4.   Les Membres et Associés au Comité de l’acier souscrivent aux principes directeurs suivants :

i)   Œuvrer ensemble à remédier aux excédents de capacité d’une manière diligente, concrète et efficace ;

ii)   S'abstenir de toute concurrence dommageable en matière d’octroi de crédits à l'exportation bénéficiant d’un soutien public ; ils conviennent que leurs politiques en matière de crédits à l'exportation pour les installations et équipements sidérurgiques seront pleinement compatibles avec l'Arrangement relatif à des lignes directrices pour les crédits à l'exportation bénéficiant d'un soutien public et qu’elles contribueront à éviter toute surenchère dans ce domaine ;

iii)   S’abstenir de poursuivre des politiques nationales visant à soutenir les sociétés sidérurgiques pendant les périodes de crise qui transféreraient le fardeau de l'adaptation sur d'autres pays, augmentant ainsi la probabilité de voir d’autres pays prendre des mesures commerciales restrictives (par exemple, en stimulant artificiellement les exportations ou en déplaçant artificiellement les importations).

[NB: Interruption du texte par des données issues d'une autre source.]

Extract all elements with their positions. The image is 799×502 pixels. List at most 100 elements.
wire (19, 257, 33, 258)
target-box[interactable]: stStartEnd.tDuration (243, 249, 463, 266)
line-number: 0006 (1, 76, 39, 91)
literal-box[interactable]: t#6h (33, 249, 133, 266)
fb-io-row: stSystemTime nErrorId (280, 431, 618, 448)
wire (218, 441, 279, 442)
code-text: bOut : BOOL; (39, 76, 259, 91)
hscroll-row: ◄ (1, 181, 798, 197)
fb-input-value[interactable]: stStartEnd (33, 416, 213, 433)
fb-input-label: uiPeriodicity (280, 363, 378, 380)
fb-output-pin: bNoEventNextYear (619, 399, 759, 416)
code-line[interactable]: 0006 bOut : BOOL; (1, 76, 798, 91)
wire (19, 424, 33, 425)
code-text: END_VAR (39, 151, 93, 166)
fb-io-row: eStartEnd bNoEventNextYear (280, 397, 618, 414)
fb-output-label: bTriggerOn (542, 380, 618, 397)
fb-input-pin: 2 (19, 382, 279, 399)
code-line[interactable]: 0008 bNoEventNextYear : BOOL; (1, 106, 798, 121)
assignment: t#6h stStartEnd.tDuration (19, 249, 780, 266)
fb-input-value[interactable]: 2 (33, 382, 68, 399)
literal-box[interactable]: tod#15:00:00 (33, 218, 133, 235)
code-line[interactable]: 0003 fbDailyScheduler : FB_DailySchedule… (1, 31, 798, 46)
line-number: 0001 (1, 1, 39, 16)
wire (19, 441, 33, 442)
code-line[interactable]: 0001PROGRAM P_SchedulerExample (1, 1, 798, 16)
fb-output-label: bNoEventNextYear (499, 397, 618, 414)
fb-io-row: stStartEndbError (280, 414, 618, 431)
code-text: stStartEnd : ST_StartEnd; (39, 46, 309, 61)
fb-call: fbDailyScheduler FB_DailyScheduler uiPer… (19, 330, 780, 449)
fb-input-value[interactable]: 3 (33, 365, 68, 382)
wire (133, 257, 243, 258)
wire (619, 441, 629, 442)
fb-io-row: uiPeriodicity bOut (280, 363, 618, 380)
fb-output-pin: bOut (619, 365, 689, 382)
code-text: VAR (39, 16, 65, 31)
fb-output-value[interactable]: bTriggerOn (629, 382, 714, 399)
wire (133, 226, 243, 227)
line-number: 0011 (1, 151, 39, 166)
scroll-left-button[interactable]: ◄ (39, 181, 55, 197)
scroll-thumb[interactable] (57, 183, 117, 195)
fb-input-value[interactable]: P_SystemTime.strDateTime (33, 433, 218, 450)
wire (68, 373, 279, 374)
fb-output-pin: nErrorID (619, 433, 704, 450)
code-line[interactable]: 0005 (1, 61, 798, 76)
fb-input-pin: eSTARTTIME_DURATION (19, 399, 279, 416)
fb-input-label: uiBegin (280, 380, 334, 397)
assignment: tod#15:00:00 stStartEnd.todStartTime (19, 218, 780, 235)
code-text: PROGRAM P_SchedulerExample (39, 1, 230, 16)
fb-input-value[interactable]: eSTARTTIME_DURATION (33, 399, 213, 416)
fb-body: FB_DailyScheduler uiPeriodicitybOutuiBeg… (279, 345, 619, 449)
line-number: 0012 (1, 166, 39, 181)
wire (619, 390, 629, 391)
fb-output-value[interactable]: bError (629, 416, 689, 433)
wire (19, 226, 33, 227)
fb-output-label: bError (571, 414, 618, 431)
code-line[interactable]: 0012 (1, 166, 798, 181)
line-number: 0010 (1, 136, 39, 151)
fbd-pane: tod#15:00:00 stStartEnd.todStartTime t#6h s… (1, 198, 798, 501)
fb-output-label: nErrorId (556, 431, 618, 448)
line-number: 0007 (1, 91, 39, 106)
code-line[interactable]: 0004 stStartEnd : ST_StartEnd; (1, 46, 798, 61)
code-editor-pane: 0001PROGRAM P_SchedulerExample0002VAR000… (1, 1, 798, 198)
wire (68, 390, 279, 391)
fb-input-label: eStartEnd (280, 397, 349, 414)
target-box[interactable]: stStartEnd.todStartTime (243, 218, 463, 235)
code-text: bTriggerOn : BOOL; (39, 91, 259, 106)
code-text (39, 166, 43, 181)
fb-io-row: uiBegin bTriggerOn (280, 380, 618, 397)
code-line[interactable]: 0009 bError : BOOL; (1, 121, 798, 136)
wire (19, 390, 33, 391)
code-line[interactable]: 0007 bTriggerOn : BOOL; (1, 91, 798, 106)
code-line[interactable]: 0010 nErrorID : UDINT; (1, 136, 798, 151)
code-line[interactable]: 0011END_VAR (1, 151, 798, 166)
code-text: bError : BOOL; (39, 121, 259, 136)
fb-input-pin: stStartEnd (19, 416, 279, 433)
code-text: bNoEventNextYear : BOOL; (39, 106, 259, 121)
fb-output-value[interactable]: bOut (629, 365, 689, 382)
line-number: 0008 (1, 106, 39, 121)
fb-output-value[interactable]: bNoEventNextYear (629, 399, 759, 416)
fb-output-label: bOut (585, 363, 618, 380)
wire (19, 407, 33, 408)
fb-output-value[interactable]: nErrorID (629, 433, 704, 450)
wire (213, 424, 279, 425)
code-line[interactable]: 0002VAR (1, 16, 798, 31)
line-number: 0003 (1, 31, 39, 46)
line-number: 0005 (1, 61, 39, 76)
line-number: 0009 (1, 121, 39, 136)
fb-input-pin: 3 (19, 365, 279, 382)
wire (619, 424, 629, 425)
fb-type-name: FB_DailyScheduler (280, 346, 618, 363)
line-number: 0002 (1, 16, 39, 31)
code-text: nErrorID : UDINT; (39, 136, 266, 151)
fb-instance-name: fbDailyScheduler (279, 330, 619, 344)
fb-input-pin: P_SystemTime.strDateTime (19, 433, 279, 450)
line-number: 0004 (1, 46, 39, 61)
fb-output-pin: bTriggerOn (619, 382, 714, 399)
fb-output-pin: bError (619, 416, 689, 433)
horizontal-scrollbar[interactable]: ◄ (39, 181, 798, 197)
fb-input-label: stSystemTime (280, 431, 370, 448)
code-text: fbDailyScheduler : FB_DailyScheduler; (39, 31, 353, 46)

En outre, en règle générale, les mesures prises à l'échelon national ne devraient pas empêcher les entreprises marginales de fermer lorsqu’elles ne peuvent devenir rentables dans un délai raisonnable ;

iv)   Ne ménager aucun effort pour mettre en place des programmes efficaces visant à aider les travailleurs de la sidérurgie touchés par les ajustements structurels à trouver un nouvel emploi. À cet effet, les participants échangeront périodiquement des informations sur l'efficacité des politiques et des programmes visant à aider les travailleurs de la sidérurgie et les communautés concernées ;

v) Notifier promptement toute action visant à restreindre les échanges de matières premières sidérurgiques et autoriser l’ouverture de consultations avec les parties intéressées.

IV.   Budget du programme

5.   Les dépenses du Comité de l’acier sont imputées sur les crédits ouverts à cet effet dans la Partie II du budget de l’Organisation.

V.   Modalités de la coordination

6.   Dans ses travaux, le Comité de l’acier :

i)   Entretiendra des relations de travail étroites avec les autres organes de l’OCDE, en particulier ceux qui mènent des activités dans les domaines des échanges et des politiques commerciales, de l’actionnariat public, de l’industrie et de l’innovation, et de l’environnement, afin d’assurer la complémentarité et la cohérence des travaux réalisés, ainsi qu’avec d’autres instances internationales qui s’occupent de questions liées aux excédents de capacité ;

ii)   Entretiendra un dialogue actif avec les Partenaires qui ont une activité importante dans la sidérurgie ;

iii)   Consultera, le cas échéant, les représentants du secteur de l’acier, notamment les associations sidérurgiques nationales et régionales.

 

B.   Le mandat du Comité de l’acier restera en vigueur jusqu’au 31 décembre 2023.

 


[1] Il est à noter que les références, dans la présente Annexe, aux règles et dispositions de l’OMC ne modifient pas les droits et obligations des participants qui sont parties contractantes aux instruments de l’OMC, et ne confèrent donc pas de droits et d’obligations équivalents aux participants qui ne sont pas parties contractantes aux instruments de l’OMC.